Elle est belle. C’est un écrin posé sur les eaux.
Vue de la mer, Ponza offre un spectacle de falaises blanches surmontées d’émeraude. Elles se dressent au dessus d’eaux de cristal, variant entre le bleu saphir et le bleu turquoise.
Des rochers surgissent entre ciel et mer, isolés, un peu comme des géants gardant le port.
Apparaissent ensuite des maisons de toutes les couleurs, ocre, bleu ciel, pourpre, rose.
De la lumière, rien que de la lumière et des couleurs qui chantent la beauté d’un été en Méditerranée.
Elle est petite, on dirait une petite perle de pierre. On a encore plus envie de partir à sa conquête.
Malgré la foule de visiteurs, le temps semble être ralenti.

Dans le port, les bateaux de pêcheurs croisent les voiliers.

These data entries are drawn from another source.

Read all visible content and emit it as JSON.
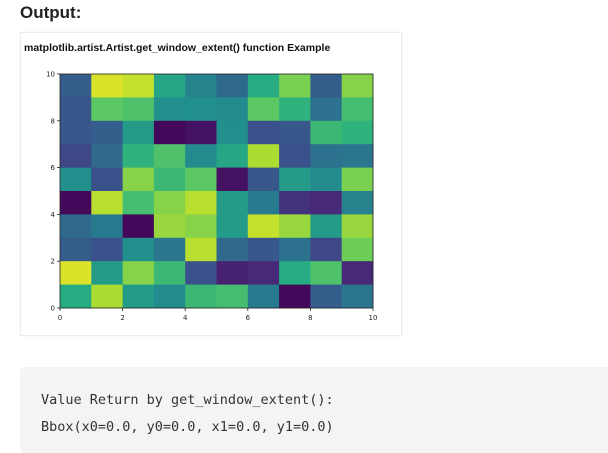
{
  "heading": "Output:",
  "output_lines": [
    "Value Return by get_window_extent():",
    "Bbox(x0=0.0, y0=0.0, x1=0.0, y1=0.0)"
  ],
  "chart_data": {
    "type": "heatmap",
    "title": "matplotlib.artist.Artist.get_window_extent() function Example",
    "xlabel": "",
    "ylabel": "",
    "xlim": [
      0,
      10
    ],
    "ylim": [
      0,
      10
    ],
    "xticks": [
      0,
      2,
      4,
      6,
      8,
      10
    ],
    "yticks": [
      0,
      2,
      4,
      6,
      8,
      10
    ],
    "colormap": "viridis",
    "grid": false,
    "rows_top_to_bottom": [
      [
        0.3,
        0.95,
        0.92,
        0.6,
        0.45,
        0.35,
        0.62,
        0.8,
        0.3,
        0.82
      ],
      [
        0.28,
        0.75,
        0.72,
        0.5,
        0.5,
        0.48,
        0.75,
        0.65,
        0.38,
        0.7
      ],
      [
        0.28,
        0.3,
        0.55,
        0.02,
        0.05,
        0.5,
        0.25,
        0.28,
        0.68,
        0.65
      ],
      [
        0.22,
        0.35,
        0.65,
        0.72,
        0.48,
        0.6,
        0.88,
        0.25,
        0.38,
        0.4
      ],
      [
        0.5,
        0.25,
        0.82,
        0.68,
        0.75,
        0.05,
        0.28,
        0.55,
        0.48,
        0.8
      ],
      [
        0.02,
        0.9,
        0.7,
        0.82,
        0.9,
        0.55,
        0.42,
        0.15,
        0.12,
        0.45
      ],
      [
        0.35,
        0.42,
        0.02,
        0.85,
        0.82,
        0.55,
        0.92,
        0.85,
        0.55,
        0.85
      ],
      [
        0.3,
        0.25,
        0.5,
        0.4,
        0.9,
        0.35,
        0.28,
        0.38,
        0.22,
        0.78
      ],
      [
        0.95,
        0.55,
        0.82,
        0.68,
        0.25,
        0.1,
        0.12,
        0.62,
        0.72,
        0.12
      ],
      [
        0.62,
        0.88,
        0.55,
        0.48,
        0.68,
        0.7,
        0.42,
        0.02,
        0.3,
        0.4
      ]
    ]
  }
}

Les gros tanks version bateaux de croisière sont absents du paysage.



Il faut grimper sur les hauteurs pour apprécier encore plus sa beauté.

Du port, l’office de tourisme vous indiquera les plus belles plages. Depuis le port, des minibus desservent les plages et les piscines naturelles.
Ca grimpe sec. Les splendeurs sont en contrebas de l’unique route longue de 9km, très étroite, faisant le tour de l’ile.
En haute saison, les dits véhicules un peu microscopiques ressemblent un tantinet à des montagnes humaines roulantes. Mais les merveilles qui vous attendent compensent ces trajets un tantinet chaotique.
Evitez les mois de Juillet et août si les prises d’assauts de bus vous font reculer.